In den USA sind seit Jahren Bestrebungen im Gang, den Kabelmarkt neuen Anbietern zugänglich zu machen. Der Prozess schreitet voran, und wir sind involviert. Aber es ist zu früh, etwas Konkretes mitzuteilen, ohne zu viel Hoffnung zu wecken. Nur so viel: Wir arbeiten hart daran.
—— Punkto Ertragskraft war 2006 und wird wohl auch 2007 ein Übergangsjahr. Geht es danach wieder aufwärts?
Zunächst möchte ich betonen, dass es keine verlorenen Jahre waren, in denen das Marktumfeld schwierig gewesen wäre oder wir schlecht gearbeitet hätten. Im Gegenteil, wir haben die guten Jahre genutzt und in die Zukunft investiert. Dafür haben wir Renditeeinbussen in Kauf genommen. Mit dem Resultat, dass wir mit Lösungen in IP- und Mobil-TV an vorderster Front sind.
—— Heisst das, ab 2008 dürften die Erfolge auch im Ertrag sichtbar werden?
Ja, ab 2008 können wir in Form von steigenden Margen ernten, was wir gesät haben. Doch wir werden immer Investitionsgelegenheiten wahrnehmen und die langfristigen Wachstumschancen über die kurzfristigen Renditeziele stellen.
—— Diesen Grundsatz haben Sie bereits früher befolgt, auch mit dem Aufbau von Public Access. Die Sparte hat zwar einen eindrücklichen Turnaround hinter sich, liefert aber weit tiefere Margen als Ihr Stammgeschäft Digital TV. Erwägen Sie, den Bereich zu verkaufen?
Nein, warum auch? Die Sparte ist nach der Restrukturierung bestens aufgestellt. Public Access hat mehr Wachstums- und Ertragspotenzial als früher.
—— Liquide Mittel haben Sie ja bereits genug. Sind weitere Akquisitionen geplant?
Grössere Akquisitionen stehen zurzeit nicht auf unserer Traktandenliste, höchstens kleinere Ergänzungskäufe.

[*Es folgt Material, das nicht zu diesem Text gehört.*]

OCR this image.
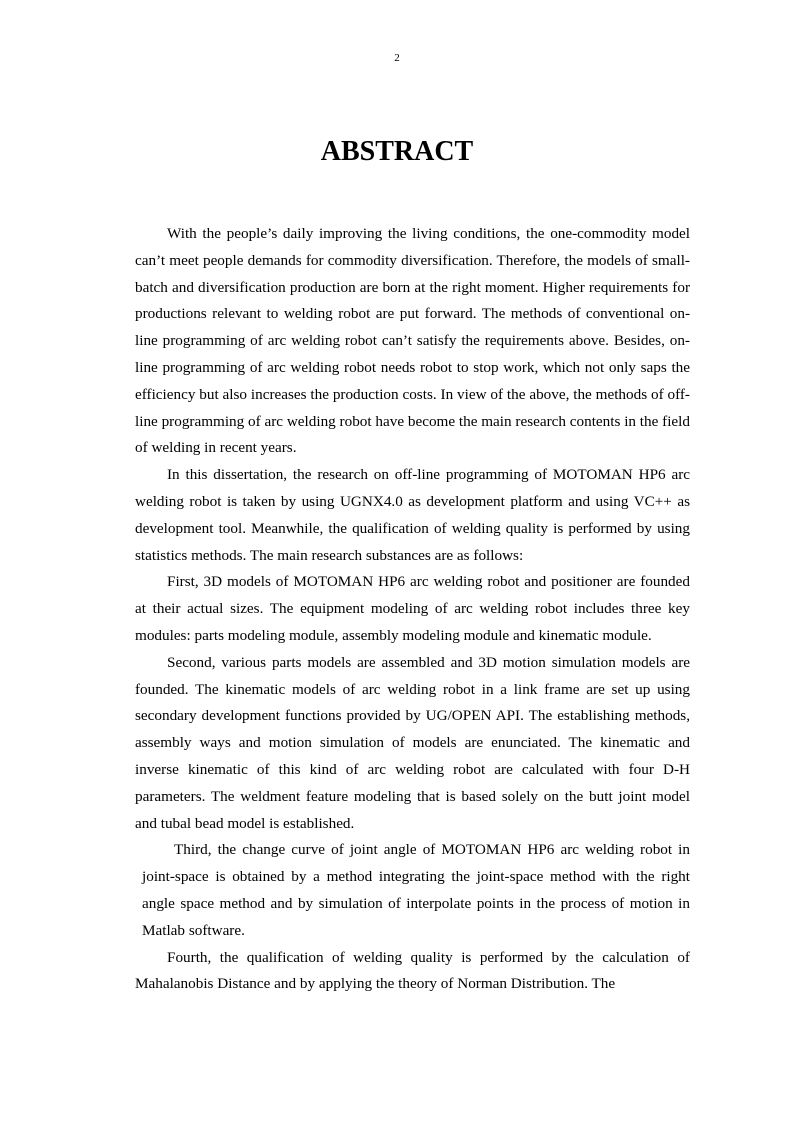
2
ABSTRACT

With the people’s daily improving the living conditions, the one-commodity model can’t meet people demands for commodity diversification. Therefore, the models of small-batch and diversification production are born at the right moment. Higher requirements for productions relevant to welding robot are put forward. The methods of conventional on-line programming of arc welding robot can’t satisfy the requirements above. Besides, on-line programming of arc welding robot needs robot to stop work, which not only saps the efficiency but also increases the production costs. In view of the above, the methods of off-line programming of arc welding robot have become the main research contents in the field of welding in recent years.

In this dissertation, the research on off-line programming of MOTOMAN HP6 arc welding robot is taken by using UGNX4.0 as development platform and using VC++ as development tool. Meanwhile, the qualification of welding quality is performed by using statistics methods. The main research substances are as follows:

First, 3D models of MOTOMAN HP6 arc welding robot and positioner are founded at their actual sizes. The equipment modeling of arc welding robot includes three key modules: parts modeling module, assembly modeling module and kinematic module.

Second, various parts models are assembled and 3D motion simulation models are founded. The kinematic models of arc welding robot in a link frame are set up using secondary development functions provided by UG/OPEN API. The establishing methods, assembly ways and motion simulation of models are enunciated. The kinematic and inverse kinematic of this kind of arc welding robot are calculated with four D-H parameters. The weldment feature modeling that is based solely on the butt joint model and tubal bead model is established.

Third, the change curve of joint angle of MOTOMAN HP6 arc welding robot in joint-space is obtained by a method integrating the joint-space method with the right angle space method and by simulation of interpolate points in the process of motion in Matlab software.

Fourth, the qualification of welding quality is performed by the calculation of Mahalanobis Distance and by applying the theory of Norman Distribution. The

—— Sie gehören noch zu den wenigen, die gleichzeitig Chief Executive Officer und VR-Präsident sind. Werden Sie daran festhalten?

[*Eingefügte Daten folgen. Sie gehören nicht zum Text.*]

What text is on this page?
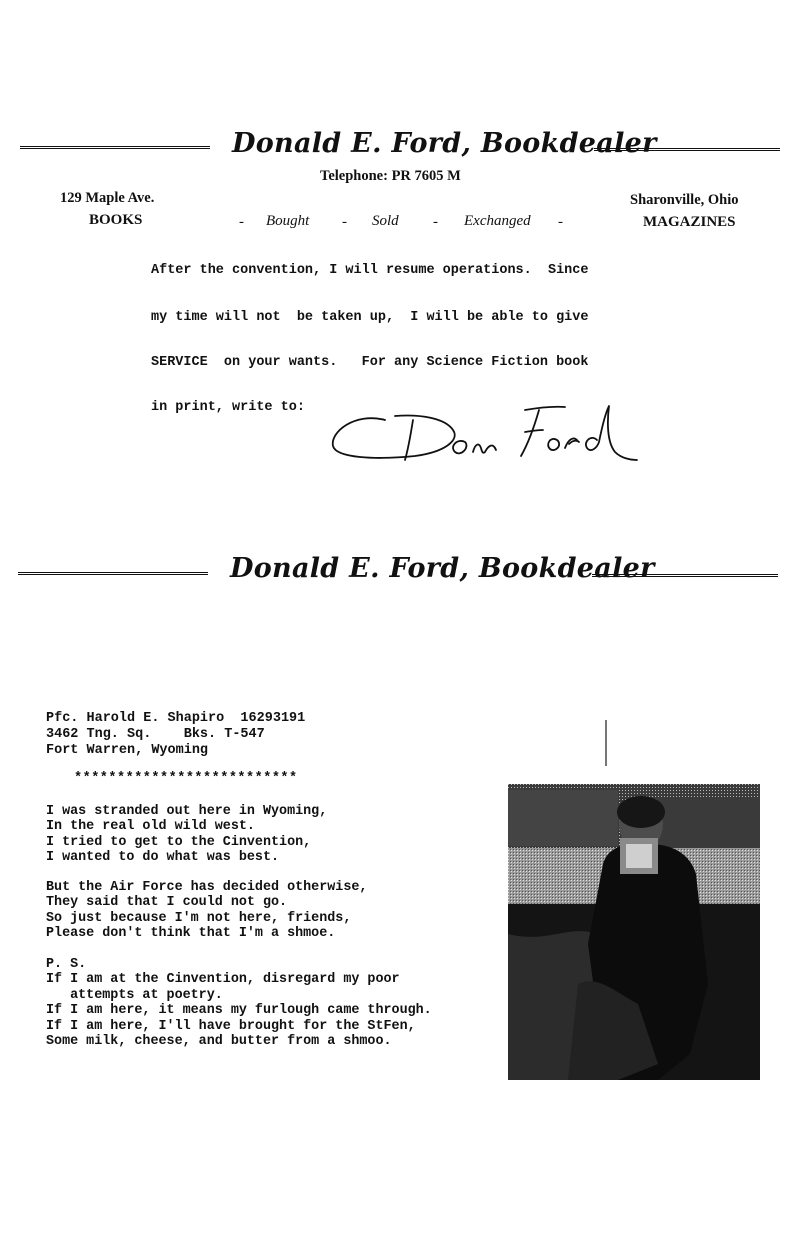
Donald E. Ford, Bookdealer
Telephone: PR 7605 M
129 Maple Ave.	Sharonville, Ohio
BOOKS	MAGAZINES
- Bought - Sold - Exchanged -
After the convention, I will resume operations.  Since
my time will not  be taken up,  I will be able to give
SERVICE  on your wants.   For any Science Fiction book
in print, write to:
Donald E. Ford, Bookdealer
Pfc. Harold E. Shapiro  16293191
3462 Tng. Sq.    Bks. T-547
Fort Warren, Wyoming
**************************
I was stranded out here in Wyoming,
In the real old wild west.
I tried to get to the Cinvention,
I wanted to do what was best.
But the Air Force has decided otherwise,
They said that I could not go.
So just because I'm not here, friends,
Please don't think that I'm a shmoe.
P. S.
If I am at the Cinvention, disregard my poor
attempts at poetry.
If I am here, it means my furlough came through.
If I am here, I'll have brought for the StFen,
Some milk, cheese, and butter from a shmoo.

In dieser vom Wandel geprägten Branche sind kurze Entscheidungswege und ein enger Kundenkontakt wichtig. Das operative Geschäft und die Strategie sind zu eng miteinander verbunden. Ich sehe daher nur Vorteile, wenn ich beide Ämter innehabe. Ausserdem ist in unserer Branche das Doppelmandat eher die Regel als die Ausnahme. Interview: Corina Drack
Zur Person
André Kudelski übernahm 1991 als 31-Jähriger von seinem Vater Stefan das VR-Präsidium und die operative Führung. Damals befand sich das Unternehmen in einer Krise. André, der nach dem ETH-Physikstudium bereits einige Jahre als Produktmanager für den Bereich Pay-TV im Familienunternehmen gearbeitet hatte, setzte nach der Stabübergabe ganz auf das Geschäft der Codier- und Decodiersysteme für Pay-TV und stellte damit die Weichen für einen rasanten Aufstieg. Kudelski ist heute weltweit führend im Bereich Verschlüsselungssysteme für TV-Signale. Der Umsatz stieg in den vergangenen 15 Jahren von 25 auf über 900 Mio. Fr. dieses Jahr. Der heute 47-Jährige ist Mitglied in den VR-Gremien von Nestlé, HSBC, Edipresse und Dassault Systèmes. CD
Lukrative Zeiten für Kudelski
Kudelskis Geschäft folgt eigenen Zyklen: Nach zwei fetten Jahren folgen in der Regel zwei magere, das heisst wachstumsschwache Jahre. Dann scheint Kudelski neue Kraft zu sammeln für den nächsten Wachstumsschub. Gegenwärtig steckt das Unternehmen im zweiten «mageren» Jahr. Das Tech-Unternehmen ist zusammen mit Erzrivale NDS – Tochtergesellschaft von Murdochs News Corp. – globaler Marktführer von Verschlüsselungssystemen für Pay-TV. Die Digitalisierung der TV-Branche eröffnet neue Marktchancen. Um diese wahrzunehmen hat Kudelski die Investitionen erhöht. So erlitt das Unternehmen nach zwei Rekordjahren 2006 einen Gewinnrückgang (ohne Ticketcorner-Gewinn). 2007 ist mit einem Umsatzsprung dank der Akquisition der US-Gesellschaft Open TV auf 930 bis 950 Mio. Fr. zu rechnen, doch der Betriebsgewinn wird den Stand von 2005 nicht übertreffen.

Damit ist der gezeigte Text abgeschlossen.